We are increasingly saturated with images. Lately I’ve been thinking through whether we have a visual bystander effect due to the image glut that surrounds us. The bystander effect is a term a psychologist coined in 1963, when, in Kew Gardens in Queens, New York, a woman was murdered in the dusk hours on the street, and it took a long time for bystanders to call for help because everyone thought someone else was doing something.
Is there a visual bystander effect? We can all witness—and many of us did—Eric Garner’s killing in that virally spread video, to give one of many examples; does that fact alter what animates us to act as citizens?
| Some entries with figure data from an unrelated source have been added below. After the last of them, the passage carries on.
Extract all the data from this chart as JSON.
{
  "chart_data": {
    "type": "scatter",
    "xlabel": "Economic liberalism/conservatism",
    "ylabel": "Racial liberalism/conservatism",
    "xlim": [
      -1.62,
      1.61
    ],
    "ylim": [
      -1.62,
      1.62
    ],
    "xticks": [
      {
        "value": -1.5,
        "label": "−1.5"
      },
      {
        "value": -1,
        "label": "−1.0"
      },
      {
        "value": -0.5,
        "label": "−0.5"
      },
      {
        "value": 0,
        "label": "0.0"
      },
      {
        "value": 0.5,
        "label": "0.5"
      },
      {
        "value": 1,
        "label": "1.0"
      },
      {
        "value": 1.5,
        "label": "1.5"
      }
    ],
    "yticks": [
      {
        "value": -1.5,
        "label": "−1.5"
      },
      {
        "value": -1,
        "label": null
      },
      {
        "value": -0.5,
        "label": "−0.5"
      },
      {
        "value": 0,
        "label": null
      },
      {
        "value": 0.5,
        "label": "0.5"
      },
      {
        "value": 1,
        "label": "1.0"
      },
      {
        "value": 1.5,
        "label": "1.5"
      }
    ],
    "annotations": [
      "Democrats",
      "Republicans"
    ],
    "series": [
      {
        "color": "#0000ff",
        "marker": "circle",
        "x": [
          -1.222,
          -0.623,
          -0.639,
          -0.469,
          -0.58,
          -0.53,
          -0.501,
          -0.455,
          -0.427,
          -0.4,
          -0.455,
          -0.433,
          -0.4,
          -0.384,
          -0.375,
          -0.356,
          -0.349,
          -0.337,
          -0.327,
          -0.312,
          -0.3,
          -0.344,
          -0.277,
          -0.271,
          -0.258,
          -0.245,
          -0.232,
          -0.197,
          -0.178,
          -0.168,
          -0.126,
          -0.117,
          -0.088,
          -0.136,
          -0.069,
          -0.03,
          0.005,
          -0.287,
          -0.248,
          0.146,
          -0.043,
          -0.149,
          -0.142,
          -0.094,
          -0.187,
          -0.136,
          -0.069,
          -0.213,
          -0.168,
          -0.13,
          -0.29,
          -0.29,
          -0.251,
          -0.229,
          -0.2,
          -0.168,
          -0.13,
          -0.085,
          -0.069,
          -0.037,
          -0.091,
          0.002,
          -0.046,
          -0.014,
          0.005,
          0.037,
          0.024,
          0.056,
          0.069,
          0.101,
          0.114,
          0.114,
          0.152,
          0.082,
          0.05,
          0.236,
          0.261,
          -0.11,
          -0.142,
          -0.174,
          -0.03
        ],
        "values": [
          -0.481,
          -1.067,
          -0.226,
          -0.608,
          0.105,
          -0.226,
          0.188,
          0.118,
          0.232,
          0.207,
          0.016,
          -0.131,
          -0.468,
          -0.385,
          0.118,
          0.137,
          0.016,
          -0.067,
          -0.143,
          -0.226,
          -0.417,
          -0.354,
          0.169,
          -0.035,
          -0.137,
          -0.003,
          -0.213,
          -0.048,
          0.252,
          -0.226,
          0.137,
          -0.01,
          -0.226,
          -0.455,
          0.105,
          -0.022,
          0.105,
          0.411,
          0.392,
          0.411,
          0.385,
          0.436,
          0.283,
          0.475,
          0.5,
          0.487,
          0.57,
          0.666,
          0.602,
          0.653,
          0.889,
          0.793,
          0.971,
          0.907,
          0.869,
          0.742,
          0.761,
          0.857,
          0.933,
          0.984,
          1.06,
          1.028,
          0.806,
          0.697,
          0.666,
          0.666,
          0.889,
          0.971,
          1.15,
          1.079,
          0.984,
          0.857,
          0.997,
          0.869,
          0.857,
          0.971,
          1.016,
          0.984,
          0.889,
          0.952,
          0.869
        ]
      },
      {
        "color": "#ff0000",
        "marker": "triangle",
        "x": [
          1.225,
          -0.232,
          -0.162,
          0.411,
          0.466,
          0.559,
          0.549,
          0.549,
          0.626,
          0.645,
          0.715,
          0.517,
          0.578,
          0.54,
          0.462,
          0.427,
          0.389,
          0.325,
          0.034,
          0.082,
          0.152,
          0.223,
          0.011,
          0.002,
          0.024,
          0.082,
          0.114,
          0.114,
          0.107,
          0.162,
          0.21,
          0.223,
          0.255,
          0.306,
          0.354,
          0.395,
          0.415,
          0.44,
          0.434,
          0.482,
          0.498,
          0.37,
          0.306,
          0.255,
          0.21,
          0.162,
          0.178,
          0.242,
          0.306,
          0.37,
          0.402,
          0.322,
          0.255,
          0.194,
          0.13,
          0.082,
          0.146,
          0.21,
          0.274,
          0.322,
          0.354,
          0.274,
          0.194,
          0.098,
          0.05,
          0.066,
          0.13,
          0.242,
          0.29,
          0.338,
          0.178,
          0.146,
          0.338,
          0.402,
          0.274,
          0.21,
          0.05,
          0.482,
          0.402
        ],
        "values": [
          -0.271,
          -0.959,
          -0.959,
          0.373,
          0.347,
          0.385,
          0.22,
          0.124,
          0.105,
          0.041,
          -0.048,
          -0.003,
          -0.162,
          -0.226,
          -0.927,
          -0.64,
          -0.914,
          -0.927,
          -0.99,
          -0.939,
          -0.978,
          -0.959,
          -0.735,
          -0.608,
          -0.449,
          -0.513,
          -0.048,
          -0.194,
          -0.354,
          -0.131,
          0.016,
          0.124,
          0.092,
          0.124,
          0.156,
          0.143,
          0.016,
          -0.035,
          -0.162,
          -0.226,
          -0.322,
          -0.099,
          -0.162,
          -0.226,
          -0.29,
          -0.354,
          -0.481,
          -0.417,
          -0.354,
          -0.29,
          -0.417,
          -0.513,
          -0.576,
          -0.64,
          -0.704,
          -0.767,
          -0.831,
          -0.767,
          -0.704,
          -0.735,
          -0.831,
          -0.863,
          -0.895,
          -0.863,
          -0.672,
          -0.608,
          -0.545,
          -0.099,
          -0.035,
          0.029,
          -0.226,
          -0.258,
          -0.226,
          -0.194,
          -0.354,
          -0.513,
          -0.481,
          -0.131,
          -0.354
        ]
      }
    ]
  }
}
If there is a visual bystander effect, I think the way that we snap out of that is by finding and honoring works that get us to a productive point of stillness, or what my colleague Jennifer Roberts might call “immersive concentration”; pieces that decelerate you, that slow you down. And that’s what the work of a Kara Walker, a Glenn Ligon, a Lorna Simpson, a Gordon Parks does. That’s largely why these works are so important today. They move us to this point of enduring attention.
What do you hope visitors take away from the installation?
I hope visitors leave questioning this relationship of vision and justice and American citizenship. I hope it gives them a different filter through which to engage with objects that they see after the installation.
Looking at how we overcame societal failures and the connection with the arts is what made me interested in this relationship between vision and justice. And that might be something I hope the viewer takes away, too. Certainly, it is what I hope my students can take away—ultimately, a sense of the irreplaceable, perception-altering work of the arts for a national conversation about citizenship.